Avertissement: la critique ci-après est inspirée non seulement du film en question (heureusement!) mais également d'une longue interview du réalisateur. J'admets donc être en partie biaisé par ce que j'ai retenu des propos de M. Haneke, qui ont probablement altéré mon souvenir du film.
Funny Games est un "survival thriller": on suit un groupe (en l’occurrence une famille bien proprette), sa tentative de survie contre un obstacle (un duo de tueurs plutôt originaux) et sa mise à mort lente et progressive. Le film se veut choquant: les tueurs sont de jeunes gens courtois, élégamment habillés, qui ne cessent de revenir sur le respect et les règles de politesse en même temps qu'ils torturent cette famille (la violence la plus importante exercée, selon moi, étant psychologique: ils jouent sur la peur et le sentiment d'impuissance d'un père a protéger les siens).
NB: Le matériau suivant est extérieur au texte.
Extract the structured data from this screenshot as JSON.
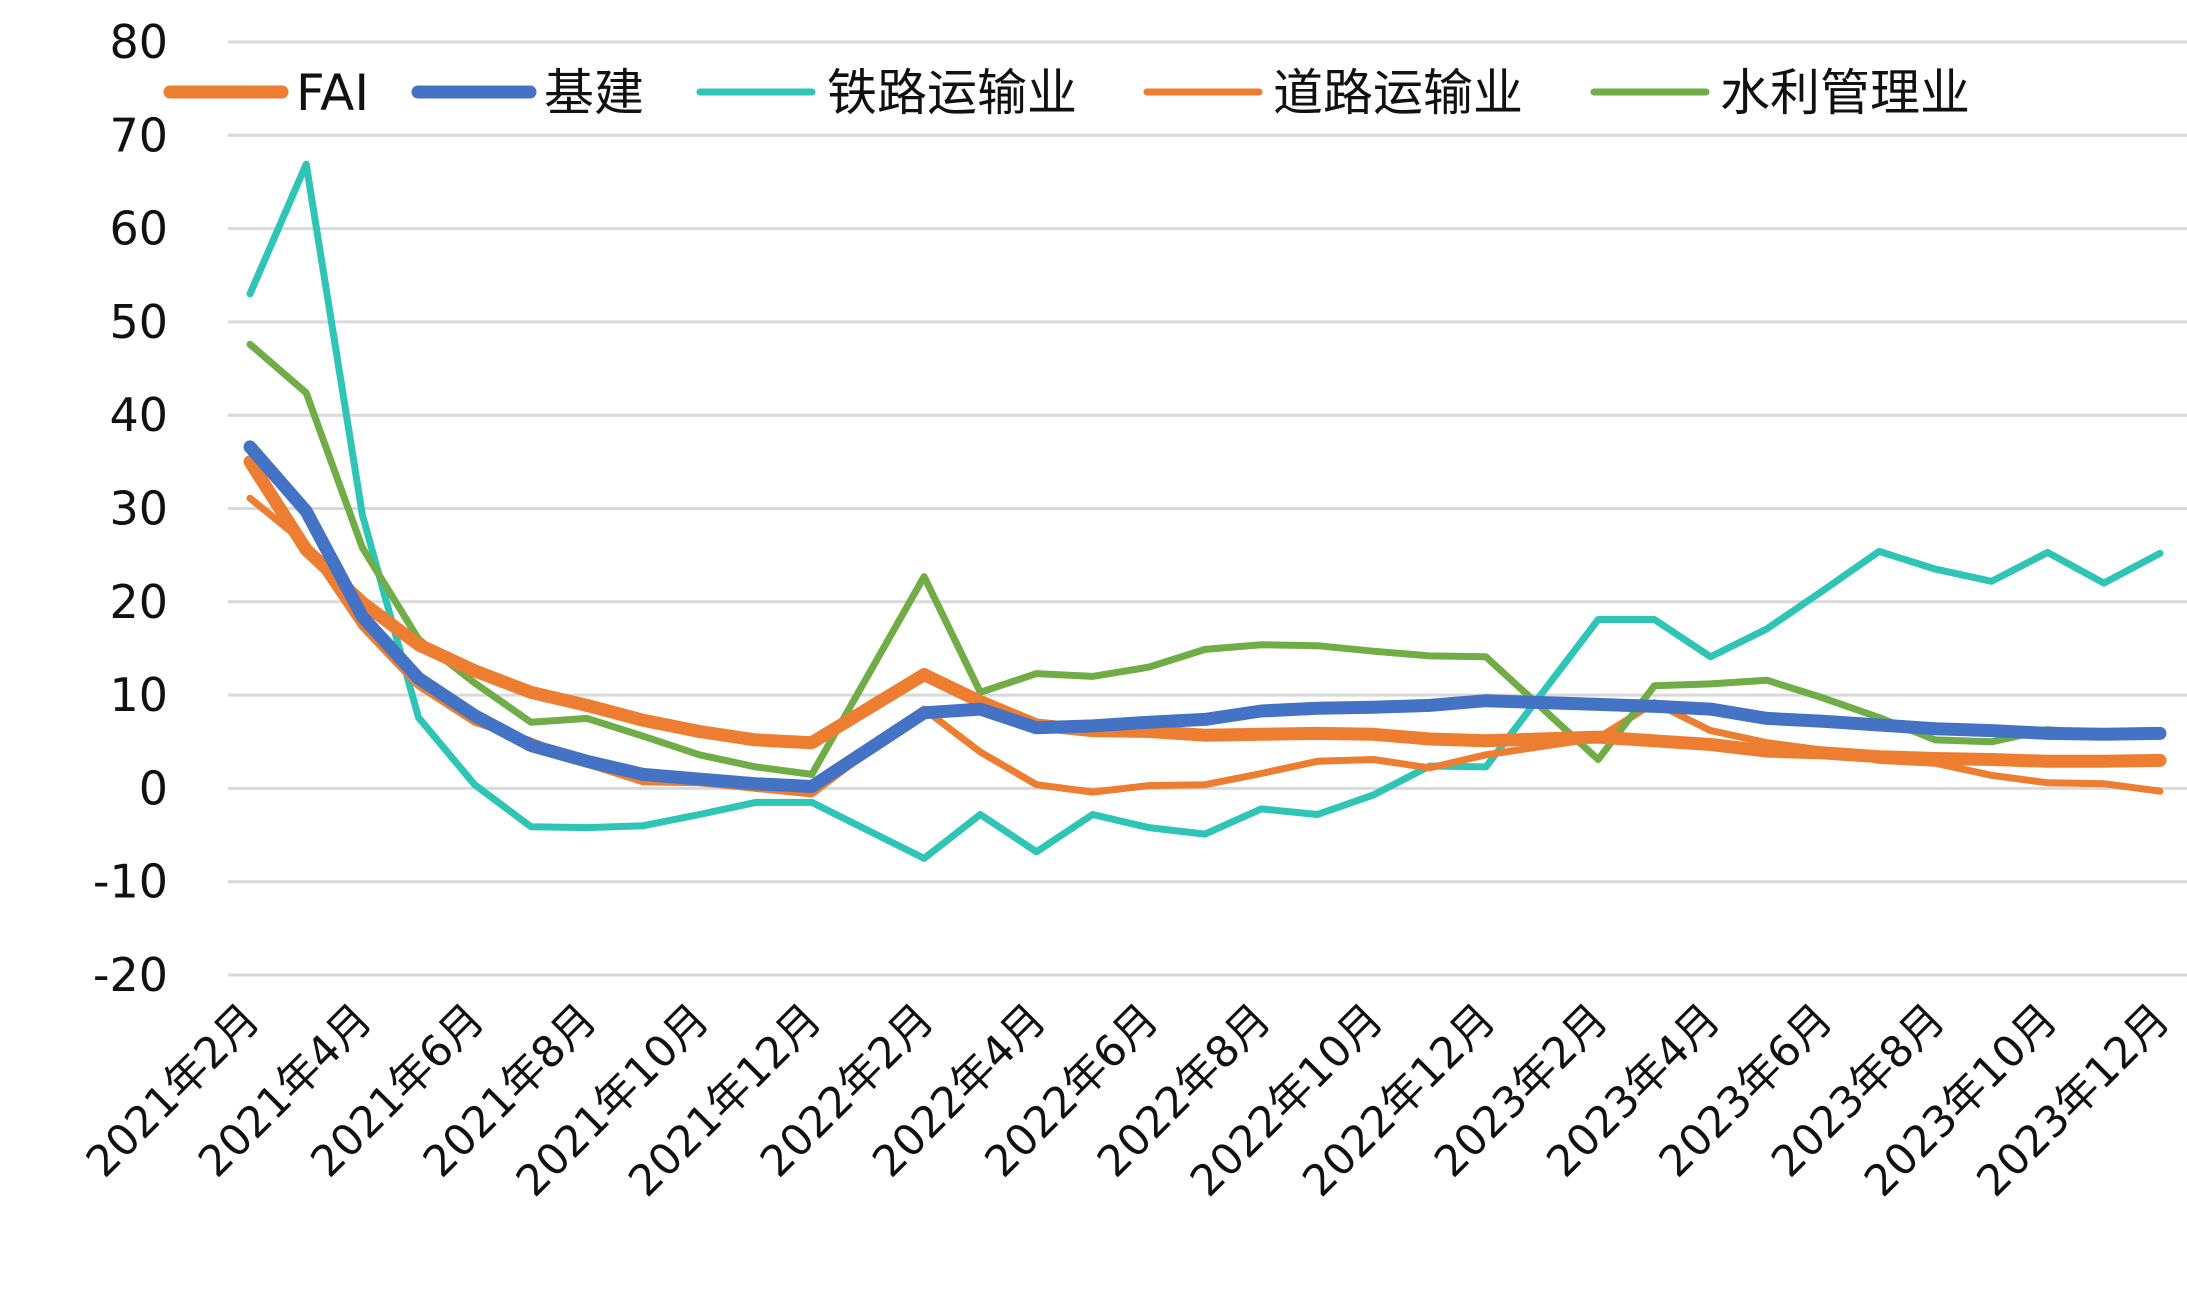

Le but avoué de Hanake avec ce film est de dénoncer l'hypocrisie du cinéma "violent" hollywoodien. Cinéma qui obéit à certains codes de manière à, paradoxalement, ne pas trop heurter le spectateur, tels que la présence de motivations qui rassurent (il est rare d'assister à une violence totalement gratuite, sans même l'excuse d'une maladie mentale, dans le cinéma américain), le non meurtre d'enfants, la distanciation entre le meurtrier et le spectateur (qui est dans ce film évitée d'une manière un peu trop facile: un des meurtriers s'adresse en effet aux spectateurs, afin de créer certainement un sentiment de complicité, mais le caractère artificiel de cette mise en scène provoque l'effet inverse: on sort du film au lieu de s'y investir plus). Or selon le réalisateur ces codes servent à rendre acceptable et plaisante la violence, ce qu'il estime malsain. Son objectif était donc de rendre son caractère choquant et désagréable à celle-ci (Haneke estime par exemple que Orange Mécanique est un film raté car la violence y est trop esthétique, on s'y complaît, on s'en amuse, au lieu de s'en révolter). Je ne suis pas certain que cet objectif moralisateur, donneur de leçon, soit véritablement louable: le spectateur est peut être assez intelligent pour réfléchir par lui même, pour savoir ce qu'il veut voir lorsqu'il choisit de visionner un film de type "violent", et à ce titre Funny Games n'est pas une totale réussite: le déroulement ainsi que le dénouement sont convenus, les violences infligées ne sont pas particulièrement originales et le moment où l'un des tueurs fait "revenir en arrière" le film car une des victimes avait pris le dessus casse complètement l'immersion. Le doublage français est un modèle de ratage digne de figurer sur Nanarland, mais ce n'est pas un défaut inhérent au film donc je ne lui en tiendrai pas rigueur.
Funny Games reste cependant un bon thriller, agréable à regarder un dimanche après midi pluvieux, grâce à un duo de tueurs surprenants et mettant mal à l'aise par leur coté fils de bonne famille charmants et courtois, contrastant avec des actes violents sans compromis et gratuits. Le coté épuré et sans artifice des décors et des situations, sans effets spéciaux virevoltants, permet de se plonger dans l'ambiance d'un weekend à la campagne habituel qui sombre dans le cauchemar... jusqu'aux fatidiques moments précités où Haneke tente d'appuyer son discours moralisateur avec des mécanismes totalement ratés qui brisent l'immersion.
En résumé, selon moi Funny Games est un "sous Délivrance": le but assumé de son réalisateur d'en faire un film de dénonciation, au lieu d'accepter que le spectateur choisit de regarder ce type de film parce qu'on peut trouver un certain esthétisme à la violence, voire au morbide, sans pour autant la pratiquer ou l'apprécier "dans la vraie vie", nuit à l'oeuvre et ne parvient donc pas à la cheville d'un Boorman et de son Délivrance, battit sur les même ressorts (du moins dans sa première partie) mais qui, à la différence d'Haneke, n'était pas inspiré par le dégoût de la violence. Tout excellent réalisateur qu'est ce dernier, on ne m’ôtera pas de l'idée qu'on peut difficilement faire un "bon" film violent si l'on exècre le genre.
Mais par pitié... regardez ce film en VO! Ou alors la VF pathétique, avec des bières et quelques potes.